In 2001, the New York
State Siting Board approved the construction of 1,000 mw of
generating capacity at a 23-acre site in Astoria. Astoria Energy
completed the first phase of the project in May 2006 when it placed
in service a 500-mw combined-cycle facility for providing power to
Con Edison. The pending supply contract with the Power Authority
provides for Astoria Energy’s implementation of the next phase with
the construction of the second 500-mw facility.
The evaluation criteria
for the RFP that led to the selection of the Astoria Energy proposal
included project economics, probability of timely completion,
improvement to regional air quality and citywide reduction in
electricity costs. The New York City governmental customers fully
participated in the evaluation process and unanimously supported the
selection of the Astoria Energy proposal for the new combined-cycle
In addition to that
proposal, NYPA previously selected a joint proposal by Hudson
Transmission and FPL Energy, in November 2006, stemming from another
RFP. This would involve construction of a new 345-kilovolt
transmission line under the Hudson River to deliver up to 500 mw of
supply capacity from an existing power plant in Central New Jersey.
The additional power
supplies from both RFPs are needed for the New York City
governmental customers’ long-term needs. The Power Authority
currently serves the customers from various electric generating
facilities and wholesale energy market purchases.
NYPA also works in
partnership with the governmental customers on their energy
efficiency efforts. Projects ranging from new fluorescent lighting
to new heating, ventilating and air-conditioning systems are in
various stages of development at more than 700 public facilities in
New York City. The improvements are part of NYPA’s plans to invest
$1.4 billion over the next several years to help achieve the state’s
goal of reducing statewide electricity use by 15 percent from
forecasted levels by 2015 (“15 by 15” Plan).
To date, the Power
Authority has completed energy efficiency projects at more than
1,400 public facilities in the city. The initiatives have resulted
in annual savings of approximately $64 million, reduction in
greenhouse gas emissions of more than 530,000 tons a year and
displacement of nearly 1.3 million barrels of oil annually.

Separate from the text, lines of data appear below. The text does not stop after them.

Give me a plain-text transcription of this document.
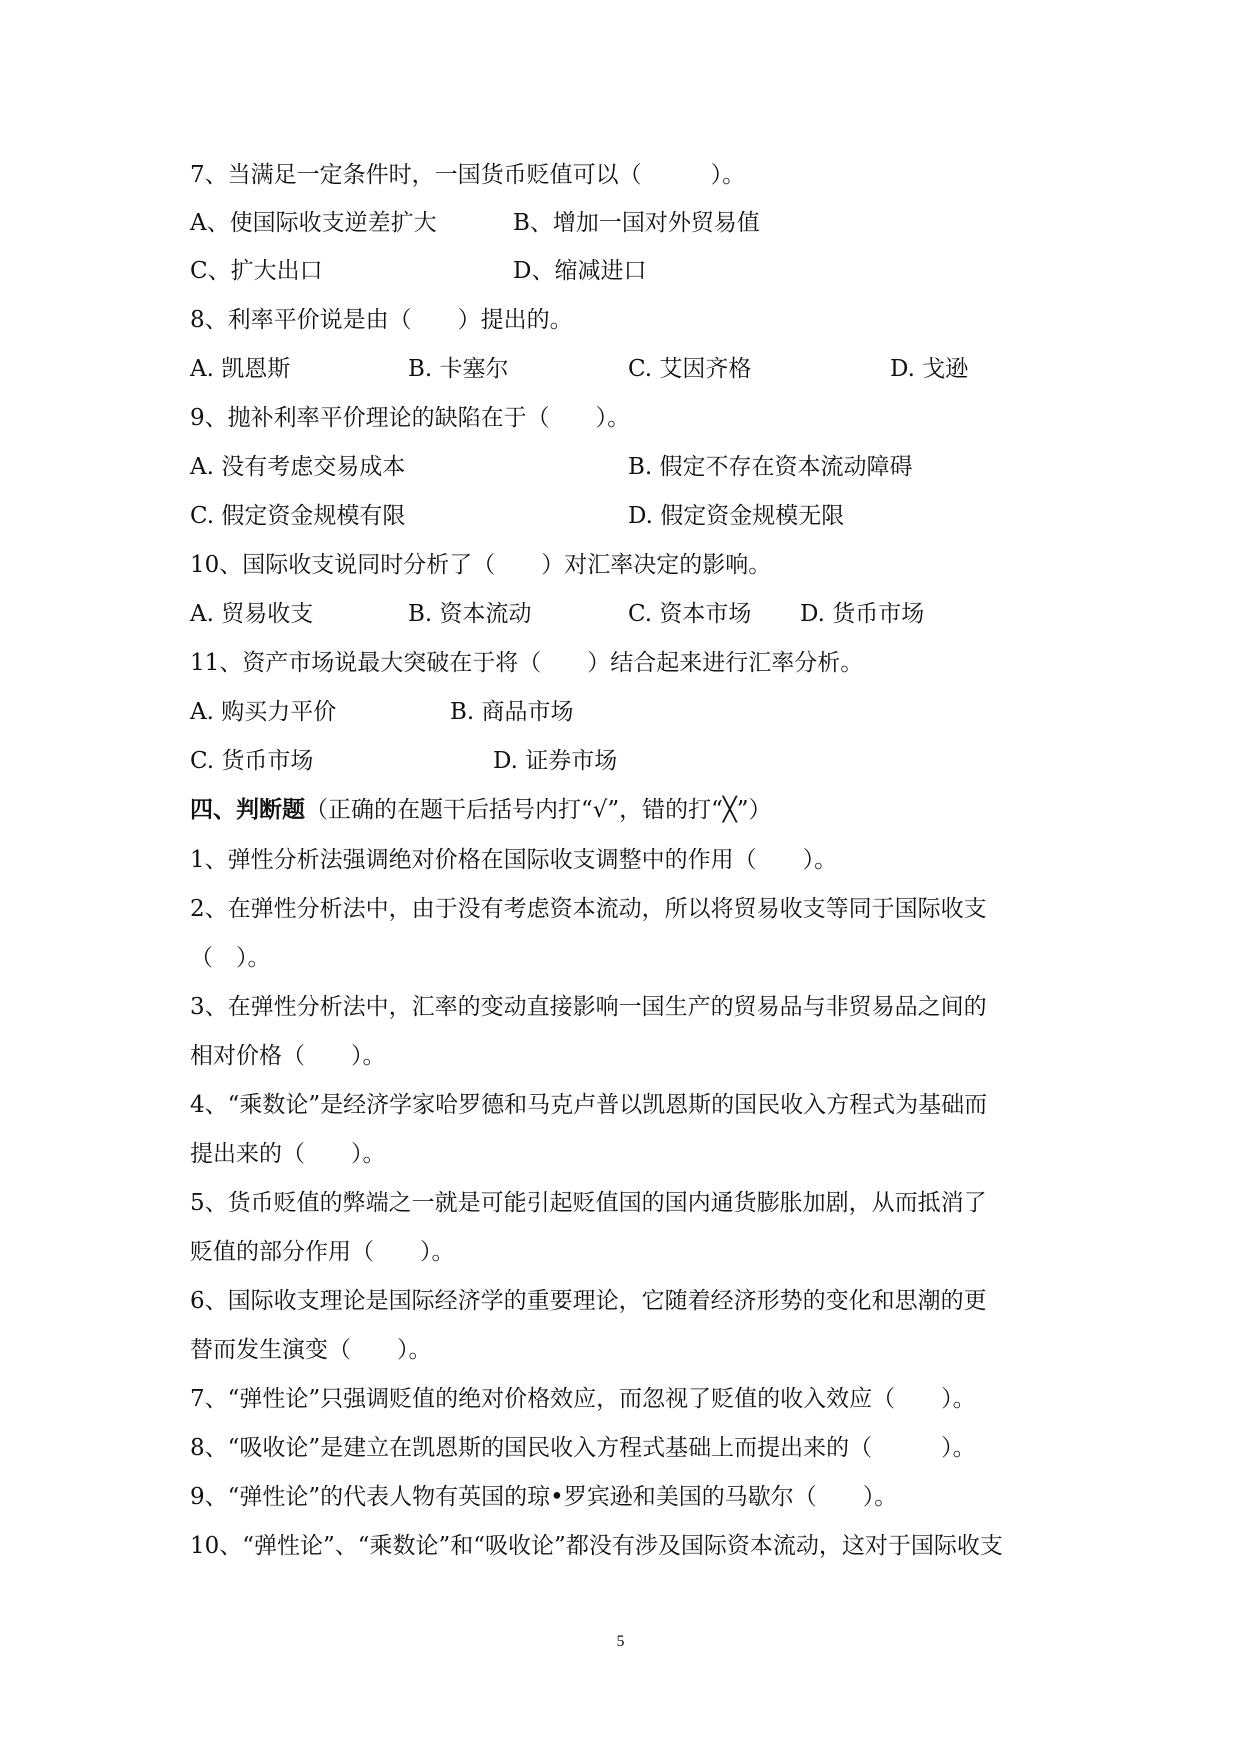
7、当满足一定条件时，一国货币贬值可以（　　　）。
A、使国际收支逆差扩大	B、增加一国对外贸易值
C、扩大出口	D、缩减进口
8、利率平价说是由（　　）提出的。
A. 凯恩斯	B. 卡塞尔	C. 艾因齐格	D. 戈逊
9、抛补利率平价理论的缺陷在于（　　）。
A. 没有考虑交易成本	B. 假定不存在资本流动障碍
C. 假定资金规模有限	D. 假定资金规模无限
10、国际收支说同时分析了（　　）对汇率决定的影响。
A. 贸易收支	B. 资本流动	C. 资本市场 D. 货币市场
11、资产市场说最大突破在于将（　　）结合起来进行汇率分析。
A. 购买力平价	B. 商品市场
C. 货币市场	D. 证券市场
四、判断题（正确的在题干后括号内打“√”，错的打“╳”）
1、弹性分析法强调绝对价格在国际收支调整中的作用（　　）。
2、在弹性分析法中，由于没有考虑资本流动，所以将贸易收支等同于国际收支
（　）。
3、在弹性分析法中，汇率的变动直接影响一国生产的贸易品与非贸易品之间的
相对价格（　　）。
4、“乘数论”是经济学家哈罗德和马克卢普以凯恩斯的国民收入方程式为基础而
提出来的（　　）。
5、货币贬值的弊端之一就是可能引起贬值国的国内通货膨胀加剧，从而抵消了
贬值的部分作用（　　）。
6、国际收支理论是国际经济学的重要理论，它随着经济形势的变化和思潮的更
替而发生演变（　　）。
7、“弹性论”只强调贬值的绝对价格效应，而忽视了贬值的收入效应（　　）。
8、“吸收论”是建立在凯恩斯的国民收入方程式基础上而提出来的（　　　）。
9、“弹性论”的代表人物有英国的琼•罗宾逊和美国的马歇尔（　　）。
10、“弹性论”、“乘数论”和“吸收论”都没有涉及国际资本流动，这对于国际收支
5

■ NYPA uses no tax money or
state credit. It finances its operations through the sale of
bonds and revenues earned in large part through sales of
electricity. ■ NYPA is a leader in promoting
energy-efficiency, new energy technologies and electric
transportation initiatives. ■ It is the
nation’s largest state-owned electric utility, with 18 generating
facilities in various parts of the state and more than 1,400
circuit-miles of transmission lines.